The explosion seriously injured a student. 

A previous CSB report said, “On January 7, 2010, a graduate student within the Chemistry and Biochemistry Department at Texas Tech University (Texas Tech) lost three fingers, his hands and face were burned, and one of his eyes was injured after the chemical he was working with detonated.”

The text of the entire letter follows:

The U.S. Chemical Safety Board (CSB) has accepted Texas Tech’s changes to improve laboratory safety and officially has closed its investigation into a 2010 accident that left a chemistry graduate student seriously injured.

This is good news for our campus and is the result of your hard work and dedication to developing a strong, positive safety culture. Staff, students, faculty and administrators have worked to change our expectations about the safety needs of our work and about how we act on those needs.

After the accident, the CSB made two specific recommendations about changes Texas Tech needed to make. First, we needed to expand our overall safety plan for labs, studios and research sites to include physical safety hazards and to ensure that all members of our community are aware of the safety plan. Second, we needed to create a near-miss reporting system so that our entire community can benefit from the ‘lessons learned’ when unexpected problems occur in any one of our 800+ labs and studios.

Both of these recommendations have been met. We also have instituted many other changes that were laid out after the accident.

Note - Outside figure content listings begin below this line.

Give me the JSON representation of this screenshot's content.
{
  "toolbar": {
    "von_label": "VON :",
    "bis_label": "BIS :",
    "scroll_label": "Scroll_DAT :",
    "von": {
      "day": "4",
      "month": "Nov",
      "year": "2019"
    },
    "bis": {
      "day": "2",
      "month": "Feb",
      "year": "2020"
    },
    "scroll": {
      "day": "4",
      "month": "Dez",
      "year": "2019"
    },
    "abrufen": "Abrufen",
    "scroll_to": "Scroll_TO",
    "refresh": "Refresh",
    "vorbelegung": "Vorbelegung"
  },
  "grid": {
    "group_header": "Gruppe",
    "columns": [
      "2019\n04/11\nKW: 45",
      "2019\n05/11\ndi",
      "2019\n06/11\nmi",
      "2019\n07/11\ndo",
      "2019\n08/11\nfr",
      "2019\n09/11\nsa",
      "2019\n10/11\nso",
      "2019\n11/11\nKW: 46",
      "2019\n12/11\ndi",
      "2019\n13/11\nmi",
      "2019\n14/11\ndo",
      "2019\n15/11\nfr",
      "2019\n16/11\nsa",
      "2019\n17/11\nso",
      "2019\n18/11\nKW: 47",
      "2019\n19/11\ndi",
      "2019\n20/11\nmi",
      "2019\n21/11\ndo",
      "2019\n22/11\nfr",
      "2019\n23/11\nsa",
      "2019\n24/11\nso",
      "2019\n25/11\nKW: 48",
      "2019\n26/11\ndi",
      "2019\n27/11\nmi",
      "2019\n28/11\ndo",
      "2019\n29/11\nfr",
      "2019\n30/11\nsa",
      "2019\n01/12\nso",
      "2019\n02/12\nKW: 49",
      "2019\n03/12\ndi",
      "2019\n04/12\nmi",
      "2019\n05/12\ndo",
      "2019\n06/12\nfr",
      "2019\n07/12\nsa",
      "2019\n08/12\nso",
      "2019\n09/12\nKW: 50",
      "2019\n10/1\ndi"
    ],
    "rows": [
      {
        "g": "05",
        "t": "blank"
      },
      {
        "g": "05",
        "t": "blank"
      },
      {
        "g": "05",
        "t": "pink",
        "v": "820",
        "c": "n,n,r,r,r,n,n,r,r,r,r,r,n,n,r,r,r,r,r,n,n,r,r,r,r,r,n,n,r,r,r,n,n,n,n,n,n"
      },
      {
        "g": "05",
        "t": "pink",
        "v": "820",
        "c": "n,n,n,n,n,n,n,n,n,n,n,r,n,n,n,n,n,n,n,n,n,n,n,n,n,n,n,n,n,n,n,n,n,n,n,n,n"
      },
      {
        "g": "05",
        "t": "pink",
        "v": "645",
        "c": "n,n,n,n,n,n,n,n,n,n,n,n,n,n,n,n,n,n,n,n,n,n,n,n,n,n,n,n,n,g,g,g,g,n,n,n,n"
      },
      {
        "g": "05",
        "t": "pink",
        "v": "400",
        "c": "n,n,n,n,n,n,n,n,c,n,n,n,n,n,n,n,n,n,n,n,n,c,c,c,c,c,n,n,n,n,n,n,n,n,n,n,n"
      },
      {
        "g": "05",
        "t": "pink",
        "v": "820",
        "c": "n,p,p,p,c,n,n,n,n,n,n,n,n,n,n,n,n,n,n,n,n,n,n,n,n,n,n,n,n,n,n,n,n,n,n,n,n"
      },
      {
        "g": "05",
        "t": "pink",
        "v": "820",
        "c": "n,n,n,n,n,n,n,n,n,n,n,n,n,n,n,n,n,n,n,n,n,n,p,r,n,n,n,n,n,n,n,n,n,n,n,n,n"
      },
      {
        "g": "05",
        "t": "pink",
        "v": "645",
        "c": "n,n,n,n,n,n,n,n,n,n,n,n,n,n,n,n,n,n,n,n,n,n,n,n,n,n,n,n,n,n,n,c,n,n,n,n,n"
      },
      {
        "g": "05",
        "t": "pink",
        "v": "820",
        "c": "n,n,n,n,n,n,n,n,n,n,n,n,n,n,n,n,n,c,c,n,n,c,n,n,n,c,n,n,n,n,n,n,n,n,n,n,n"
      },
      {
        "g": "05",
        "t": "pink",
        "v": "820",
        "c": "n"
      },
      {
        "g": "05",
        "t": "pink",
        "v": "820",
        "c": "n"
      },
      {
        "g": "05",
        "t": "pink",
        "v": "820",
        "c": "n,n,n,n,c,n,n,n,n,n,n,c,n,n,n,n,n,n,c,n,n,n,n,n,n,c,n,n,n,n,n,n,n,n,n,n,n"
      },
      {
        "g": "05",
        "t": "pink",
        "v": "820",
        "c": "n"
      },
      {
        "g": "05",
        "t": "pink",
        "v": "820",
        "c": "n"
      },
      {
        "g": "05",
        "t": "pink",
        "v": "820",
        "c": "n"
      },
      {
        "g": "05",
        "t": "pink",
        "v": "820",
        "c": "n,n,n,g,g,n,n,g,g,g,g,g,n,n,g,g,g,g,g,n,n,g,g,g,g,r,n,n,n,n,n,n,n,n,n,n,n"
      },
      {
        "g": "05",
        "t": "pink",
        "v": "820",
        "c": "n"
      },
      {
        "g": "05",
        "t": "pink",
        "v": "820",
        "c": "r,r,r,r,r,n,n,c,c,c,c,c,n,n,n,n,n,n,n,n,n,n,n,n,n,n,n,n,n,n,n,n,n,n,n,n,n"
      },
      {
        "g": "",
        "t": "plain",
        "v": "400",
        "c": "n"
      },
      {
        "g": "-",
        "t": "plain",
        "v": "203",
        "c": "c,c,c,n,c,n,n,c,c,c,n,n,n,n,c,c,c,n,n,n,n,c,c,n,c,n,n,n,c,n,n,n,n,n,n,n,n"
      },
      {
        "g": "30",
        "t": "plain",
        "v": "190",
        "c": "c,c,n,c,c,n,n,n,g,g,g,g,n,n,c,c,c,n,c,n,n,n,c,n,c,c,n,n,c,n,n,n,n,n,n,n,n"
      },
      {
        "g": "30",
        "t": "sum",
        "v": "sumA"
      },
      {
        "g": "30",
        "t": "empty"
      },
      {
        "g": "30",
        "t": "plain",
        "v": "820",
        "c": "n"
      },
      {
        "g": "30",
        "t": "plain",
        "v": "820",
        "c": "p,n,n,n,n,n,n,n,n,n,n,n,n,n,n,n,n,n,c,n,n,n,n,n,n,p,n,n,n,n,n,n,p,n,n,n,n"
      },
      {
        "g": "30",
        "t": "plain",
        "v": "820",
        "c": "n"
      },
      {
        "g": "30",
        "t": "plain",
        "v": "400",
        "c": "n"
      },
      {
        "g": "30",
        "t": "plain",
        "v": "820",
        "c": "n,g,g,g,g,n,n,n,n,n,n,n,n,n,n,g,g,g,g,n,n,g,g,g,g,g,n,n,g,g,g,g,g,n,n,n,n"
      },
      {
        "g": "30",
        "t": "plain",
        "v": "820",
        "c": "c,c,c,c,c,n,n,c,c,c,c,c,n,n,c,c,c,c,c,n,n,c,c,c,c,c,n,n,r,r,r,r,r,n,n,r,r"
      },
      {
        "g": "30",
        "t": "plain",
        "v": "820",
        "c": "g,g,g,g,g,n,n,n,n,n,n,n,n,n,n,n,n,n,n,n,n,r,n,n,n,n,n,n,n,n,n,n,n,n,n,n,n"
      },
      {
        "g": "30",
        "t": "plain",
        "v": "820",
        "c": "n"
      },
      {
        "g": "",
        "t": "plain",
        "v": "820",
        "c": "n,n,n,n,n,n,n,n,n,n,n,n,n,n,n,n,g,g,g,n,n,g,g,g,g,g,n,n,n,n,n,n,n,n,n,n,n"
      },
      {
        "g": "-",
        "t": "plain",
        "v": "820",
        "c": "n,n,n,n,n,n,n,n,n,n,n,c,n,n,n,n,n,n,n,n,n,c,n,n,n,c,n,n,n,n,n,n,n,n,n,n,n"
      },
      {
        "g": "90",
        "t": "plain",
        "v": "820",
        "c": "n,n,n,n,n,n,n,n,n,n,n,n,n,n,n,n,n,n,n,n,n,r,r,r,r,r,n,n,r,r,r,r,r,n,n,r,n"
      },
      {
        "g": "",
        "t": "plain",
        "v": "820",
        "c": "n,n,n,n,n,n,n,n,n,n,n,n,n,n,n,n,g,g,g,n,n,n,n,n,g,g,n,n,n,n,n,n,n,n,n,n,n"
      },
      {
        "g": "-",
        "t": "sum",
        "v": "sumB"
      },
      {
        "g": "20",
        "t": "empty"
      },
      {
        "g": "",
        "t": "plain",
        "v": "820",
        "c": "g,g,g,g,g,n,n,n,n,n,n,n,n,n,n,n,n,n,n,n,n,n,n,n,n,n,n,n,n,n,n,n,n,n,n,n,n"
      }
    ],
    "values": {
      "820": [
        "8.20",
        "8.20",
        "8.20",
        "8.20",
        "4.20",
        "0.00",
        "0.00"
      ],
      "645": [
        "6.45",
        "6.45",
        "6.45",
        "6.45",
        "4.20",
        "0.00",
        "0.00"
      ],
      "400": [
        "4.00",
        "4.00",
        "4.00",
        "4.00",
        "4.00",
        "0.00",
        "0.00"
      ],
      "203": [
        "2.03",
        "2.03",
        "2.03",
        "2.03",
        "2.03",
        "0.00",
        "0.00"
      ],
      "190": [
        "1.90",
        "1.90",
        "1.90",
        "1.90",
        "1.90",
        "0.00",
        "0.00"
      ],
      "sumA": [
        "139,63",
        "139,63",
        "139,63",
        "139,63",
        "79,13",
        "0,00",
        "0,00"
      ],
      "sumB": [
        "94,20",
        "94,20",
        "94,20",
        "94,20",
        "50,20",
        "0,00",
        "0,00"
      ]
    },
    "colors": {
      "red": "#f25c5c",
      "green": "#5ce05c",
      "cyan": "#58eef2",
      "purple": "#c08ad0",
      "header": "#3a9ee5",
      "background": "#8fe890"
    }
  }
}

Many groups on campus have worked on these changes – especially the faculty-led Institutional Laboratory Safety Committee. We made our most recent report to the CSB in April 2015, and on June 1, the board voted to accept our work and changed the status of their recommendations to Texas Tech to “closed – acceptable action.”

Safety is an integral part of all our activities at Texas Tech. We want to thank you for your hard work and encourage you to continue to think and act safely.